La primera conclusión del equipo ejecutor del estudio indica que “existe un amplio consenso entre la ciudadanía respecto de que el sistema actual de pensiones no garantiza un monto suficiente para que a futuro los pensionados vivan un retiro en condiciones favorables y dignas”. Además, se “coincide en la necesidad de gestionar más y mejores condiciones para las mujeres para suplir las lagunas previsionales que implican la maternidad y las labores de cuidadoras que en ellas culturalmente recaen”. Se propone que el objetivo de proveer pensiones sea “permitir a los jubilados mantener un nivel de vida razonable y no caer en la pobreza”. El presidente de la Comisión de Usuarios, Rafael Pizarro, sostuvo que los resultados buscan contribuir al debate sobre la reforma previsional en curso, señalando “la urgencia de generar un sistema más equitativo y solidario”.
El estudio evidencia consenso en que el problema central son las bajas pensiones, lo que incide en una percepción de baja legitimidad y desconfianza en las AFP. Además, se reconoce un desconocimiento de la ciudadanía sobre cómo funciona el sistema de pensiones. Se propone una revisión de las tablas de esperanza de vida para que reflejen mejor las realidades socioeconómicas de la población chilena y la necesidad de desarrollar estrategias de comunicación para informar mejor y evitar la desconfianza hacia las instituciones previsionales.
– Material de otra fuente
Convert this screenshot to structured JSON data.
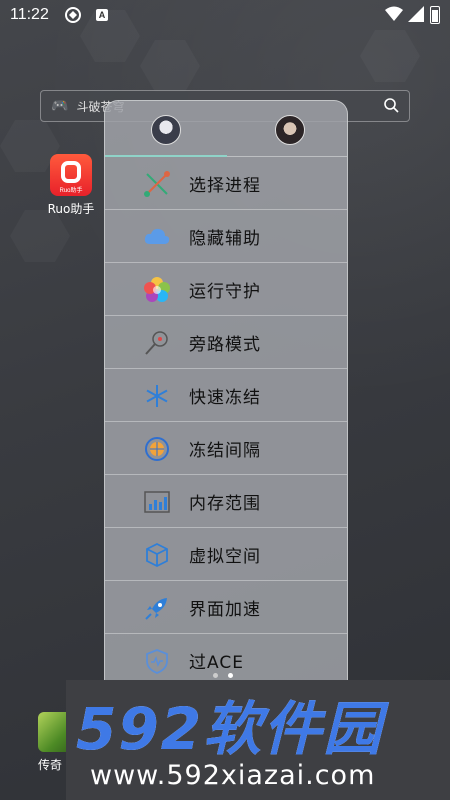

Hacia un Modelo de Seguridad Social con Enfoque Público
Con la conciencia de que un proyecto de seguridad social no puede quedar entregado a la lógica de las utilidades de los empresarios de la industria de pensiones, se deben explorar otras vías que no repudien el interés de quienes en edad legal de pensionarse se retiran del mercado laboral. Por ello, se sugiere que los fondos de pensiones deben quedar en manos de instituciones sin fines de lucro, con participación de trabajadores y empleadores en la administración de dichos fondos.
En el sistema de reparto puro, las cotizaciones de los trabajadores activos financian directamente las pensiones de los jubilados (como en Francia). En un contexto de envejecimiento de la población, la viabilidad del sistema reposa en rentabilidades crecientes, una situación presente en todos los sistemas propuestos, ya sea de reparto o de capitalización individual. En el caso de Chile, esta dificultad podría enfrentarse mediante la formación de un Fondo de Pensiones del Gobierno o fondo soberano financiado con ingresos del cobre y contribuciones de trabajadores y empleadores (similar al Fondo Soberano de Noruega, financiado con los ingresos del petróleo).
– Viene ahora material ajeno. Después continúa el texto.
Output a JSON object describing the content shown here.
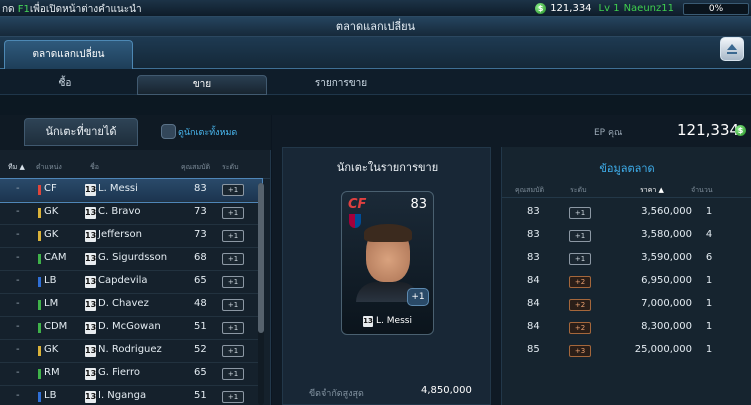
{
  "topbar": {
    "hint_key_prefix": "กด",
    "hint_key": "F1",
    "hint_text": "เพื่อเปิดหน้าต่างคำแนะนำ",
    "balance": "121,334",
    "level": "Lv 1",
    "username": "Naeunz11",
    "progress_label": "0%",
    "progress_fraction": 0
  },
  "window_title": "ตลาดแลกเปลี่ยน",
  "main_tab": "ตลาดแลกเปลี่ยน",
  "subtabs": {
    "buy": "ซื้อ",
    "sell": "ขาย",
    "sale_list": "รายการขาย"
  },
  "left_panel": {
    "tab_label": "นักเตะที่ขายได้",
    "check_all": "ดูนักเตะทั้งหมด",
    "columns": {
      "team": "ทีม ▲",
      "position": "ตำแหน่ง",
      "name": "ชื่อ",
      "ovr": "คุณสมบัติ",
      "level": "ระดับ"
    },
    "players": [
      {
        "team": "-",
        "pos": "CF",
        "pos_color": "#e0453b",
        "season": "13",
        "name": "L. Messi",
        "ovr": "83",
        "level": "+1"
      },
      {
        "team": "-",
        "pos": "GK",
        "pos_color": "#d9b23a",
        "season": "13",
        "name": "C. Bravo",
        "ovr": "73",
        "level": "+1"
      },
      {
        "team": "-",
        "pos": "GK",
        "pos_color": "#d9b23a",
        "season": "13",
        "name": "Jefferson",
        "ovr": "73",
        "level": "+1"
      },
      {
        "team": "-",
        "pos": "CAM",
        "pos_color": "#3fb24a",
        "season": "13",
        "name": "G. Sigurdsson",
        "ovr": "68",
        "level": "+1"
      },
      {
        "team": "-",
        "pos": "LB",
        "pos_color": "#2f6fd6",
        "season": "13",
        "name": "Capdevila",
        "ovr": "65",
        "level": "+1"
      },
      {
        "team": "-",
        "pos": "LM",
        "pos_color": "#3fb24a",
        "season": "13",
        "name": "D. Chavez",
        "ovr": "48",
        "level": "+1"
      },
      {
        "team": "-",
        "pos": "CDM",
        "pos_color": "#3fb24a",
        "season": "13",
        "name": "D. McGowan",
        "ovr": "51",
        "level": "+1"
      },
      {
        "team": "-",
        "pos": "GK",
        "pos_color": "#d9b23a",
        "season": "13",
        "name": "N. Rodriguez",
        "ovr": "52",
        "level": "+1"
      },
      {
        "team": "-",
        "pos": "RM",
        "pos_color": "#3fb24a",
        "season": "13",
        "name": "G. Fierro",
        "ovr": "65",
        "level": "+1"
      },
      {
        "team": "-",
        "pos": "LB",
        "pos_color": "#2f6fd6",
        "season": "13",
        "name": "I. Nganga",
        "ovr": "51",
        "level": "+1"
      }
    ]
  },
  "ep": {
    "label": "EP คุณ",
    "value": "121,334"
  },
  "sale_panel": {
    "title": "นักเตะในรายการขาย",
    "card": {
      "pos": "CF",
      "ovr": "83",
      "plus": "+1",
      "season": "13",
      "name": "L. Messi"
    },
    "max_price_label": "ขีดจำกัดสูงสุด",
    "max_price": "4,850,000"
  },
  "market_panel": {
    "title": "ข้อมูลตลาด",
    "columns": {
      "ovr": "คุณสมบัติ",
      "level": "ระดับ",
      "price": "ราคา ▲",
      "count": "จำนวน"
    },
    "rows": [
      {
        "ovr": "83",
        "level": "+1",
        "price": "3,560,000",
        "count": "1"
      },
      {
        "ovr": "83",
        "level": "+1",
        "price": "3,580,000",
        "count": "4"
      },
      {
        "ovr": "83",
        "level": "+1",
        "price": "3,590,000",
        "count": "6"
      },
      {
        "ovr": "84",
        "level": "+2",
        "price": "6,950,000",
        "count": "1"
      },
      {
        "ovr": "84",
        "level": "+2",
        "price": "7,000,000",
        "count": "1"
      },
      {
        "ovr": "84",
        "level": "+2",
        "price": "8,300,000",
        "count": "1"
      },
      {
        "ovr": "85",
        "level": "+3",
        "price": "25,000,000",
        "count": "1"
      }
    ]
  }
}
Si bien la existencia de la PGU ya constituye un respaldo financiero, las empresas privadas (AFP) funcionan en base al lucro, distorsionando completamente la intención fundamental de seguridad social. Se propone un sistema mixto tripartito en su gestión: Estado, empleadores y organizaciones de trabajadores. Incluso en este sistema propuesto, podrían elegirse gestores privados contemplando altos niveles de regulación y transparencia.
La tasa de retorno de los fondos de pensiones y el aporte del Estado dan sustentabilidad financiera al sistema, siempre que el mundo productivo sea capaz de entender las señales económicas emitidas en función de metas productivas, conocidas y aceptadas por la población, los sectores productivos (minería, agricultura, industria, madera, pesca y comercio) y los centros universitarios y técnicos de formación e investigación.